O Imperador da Galáxia contempla sentado seu reino na tela do computador. Os olhos atentos vasculhando as mensagens, ele mal percebe os óculos que caem na ponta do nariz, as espinhas que povoam seu rosto, a barriga enorme que salta para fora da blusa de algodão puída.
O Regente Supremo de Toda a Espécie Humana é um garoto de treze anos.
Ninguém sabe que é ele quem controla os destinos de todos. Só ele. Mas isso por enquanto está bem. Quanto menos gente interferir em sua vida, melhor.
Não que haja muita gente que seja capaz de interferir na vida ocupada do Imperador da Galáxia. A Rainha-Mãe há muito que é morta - para falar a verdade, ele mal a conheceu - sua irmã vive trancada em seus aposentos, de onde exala um cheiro enjoativo de incensos e coisas proibidas que ela usa com fins secretos.
E o pai do Imperador. Um homem perdido, que se perde em um tempo em que tudo era melhor.
O Imperador concorda plenamente com seu pai, para ele o melhor ser humano que já existiu na face da terra. Um homem bom, digno, incapaz de fazer qualquer maldade. E que destruíram sem dó nem piedade, e só consegue encontrar na bebida e nos discos de Gardel o lenitivo para seu sofrimento. Nesses momentos o Imperador se lamenta, sofre solidário, e jura que fará algo a respeito. Mas hoje não.
O Imperador passa seus dias reinando supremo em listas de discussão no espaço cibernético, emitindo opiniões, lançando conceitos, revoltando-se contra os infiéis decadentes. Pouco lhe importa que lhe atirem pedras: no fundo, sabe que está certo.
Há muito ele resolveu o problema da barriga. O Imperador da Galáxia parou de olhar seu corpo no espelho.
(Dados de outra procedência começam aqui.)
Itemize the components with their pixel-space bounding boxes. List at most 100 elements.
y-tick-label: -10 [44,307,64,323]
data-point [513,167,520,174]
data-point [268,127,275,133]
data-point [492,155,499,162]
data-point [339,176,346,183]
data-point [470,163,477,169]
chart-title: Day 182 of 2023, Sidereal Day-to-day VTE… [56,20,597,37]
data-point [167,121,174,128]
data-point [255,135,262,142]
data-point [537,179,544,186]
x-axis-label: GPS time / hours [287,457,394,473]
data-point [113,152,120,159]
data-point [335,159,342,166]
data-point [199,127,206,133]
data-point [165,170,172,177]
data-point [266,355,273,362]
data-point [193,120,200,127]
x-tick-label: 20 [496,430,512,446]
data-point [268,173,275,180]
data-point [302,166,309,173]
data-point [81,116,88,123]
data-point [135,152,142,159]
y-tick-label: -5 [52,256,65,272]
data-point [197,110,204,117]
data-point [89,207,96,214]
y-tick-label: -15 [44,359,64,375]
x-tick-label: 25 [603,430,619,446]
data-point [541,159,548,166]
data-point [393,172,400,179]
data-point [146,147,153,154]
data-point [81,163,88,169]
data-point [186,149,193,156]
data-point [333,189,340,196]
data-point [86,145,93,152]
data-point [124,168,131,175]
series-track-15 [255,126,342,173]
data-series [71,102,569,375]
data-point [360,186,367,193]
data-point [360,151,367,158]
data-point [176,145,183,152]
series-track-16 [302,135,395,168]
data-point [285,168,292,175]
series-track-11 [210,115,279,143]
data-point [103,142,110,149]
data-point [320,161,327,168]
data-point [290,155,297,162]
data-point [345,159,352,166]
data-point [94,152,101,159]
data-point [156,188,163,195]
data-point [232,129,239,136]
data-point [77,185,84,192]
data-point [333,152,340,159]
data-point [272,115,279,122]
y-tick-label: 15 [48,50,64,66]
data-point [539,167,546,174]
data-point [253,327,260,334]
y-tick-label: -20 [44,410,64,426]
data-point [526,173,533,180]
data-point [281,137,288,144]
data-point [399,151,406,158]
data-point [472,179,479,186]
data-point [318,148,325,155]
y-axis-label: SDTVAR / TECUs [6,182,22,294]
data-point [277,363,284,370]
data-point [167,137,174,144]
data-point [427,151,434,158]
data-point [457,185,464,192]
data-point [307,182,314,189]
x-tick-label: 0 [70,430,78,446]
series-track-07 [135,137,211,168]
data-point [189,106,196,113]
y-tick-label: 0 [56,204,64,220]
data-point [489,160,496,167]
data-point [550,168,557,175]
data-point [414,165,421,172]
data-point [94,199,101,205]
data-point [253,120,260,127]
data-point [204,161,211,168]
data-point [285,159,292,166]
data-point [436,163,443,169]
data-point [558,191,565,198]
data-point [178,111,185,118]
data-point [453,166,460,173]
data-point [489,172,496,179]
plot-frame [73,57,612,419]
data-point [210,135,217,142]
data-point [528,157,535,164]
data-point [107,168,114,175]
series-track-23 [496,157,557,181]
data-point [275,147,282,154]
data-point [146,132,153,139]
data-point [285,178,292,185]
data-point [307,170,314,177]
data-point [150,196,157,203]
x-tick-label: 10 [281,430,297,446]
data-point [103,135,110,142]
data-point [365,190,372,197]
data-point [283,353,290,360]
Luís gostava de ler. Tudo o que lhe caísse nas mãos era bem-vindo: livro, revista, bula de remédio. Preferia, contudo, os livros. Aprendera desde muito cedo que cada livro era um mundo, pleno de possibilidades.
Luís também era pleno de possibilidades. Pais de classe média, boas escolas, futuro brilhante. Poderia fazer o que quisesse na vida, condições para isso não lhe faltavam.
Mas a vida era dura. A cada crise, a cada problema nos estudos, no estágio, nos empregos, Luís buscava santuário nos livros. Ali ele não precisava lutar pelo pão de cada dia do patrão com o suor do seu rosto; não precisava engolir sapos viscosos a cada dia no escritório; não precisava aprender a se relacionar bem com os colegas. Ali ele pilotava naves no espaço profundo, solucionava crimes impossíveis, desbaratava conspirações, fazia sexo com a mocinha no final. Luís aprendera que ali as regras eram outras: todos os mundos eram bons, até mesmo os maus; todos os mundos eram válidos.
O tempo passou. Luís pulou de emprego em emprego e acabou conseguindo se manter no pior de todos porque todas as outras opções já haviam sido desperdiçadas. Num deles, apaixonou-se. Mas nunca ousou se declarar.
Hoje, Luís está aposentado. A casa, repleta de livros. Não pára de ler nem por um instante, e só sai à rua em caso de absoluta necessidade. Luís aprendeu que todos os mundos valiam a pena ser vividos. Menos o seu próprio.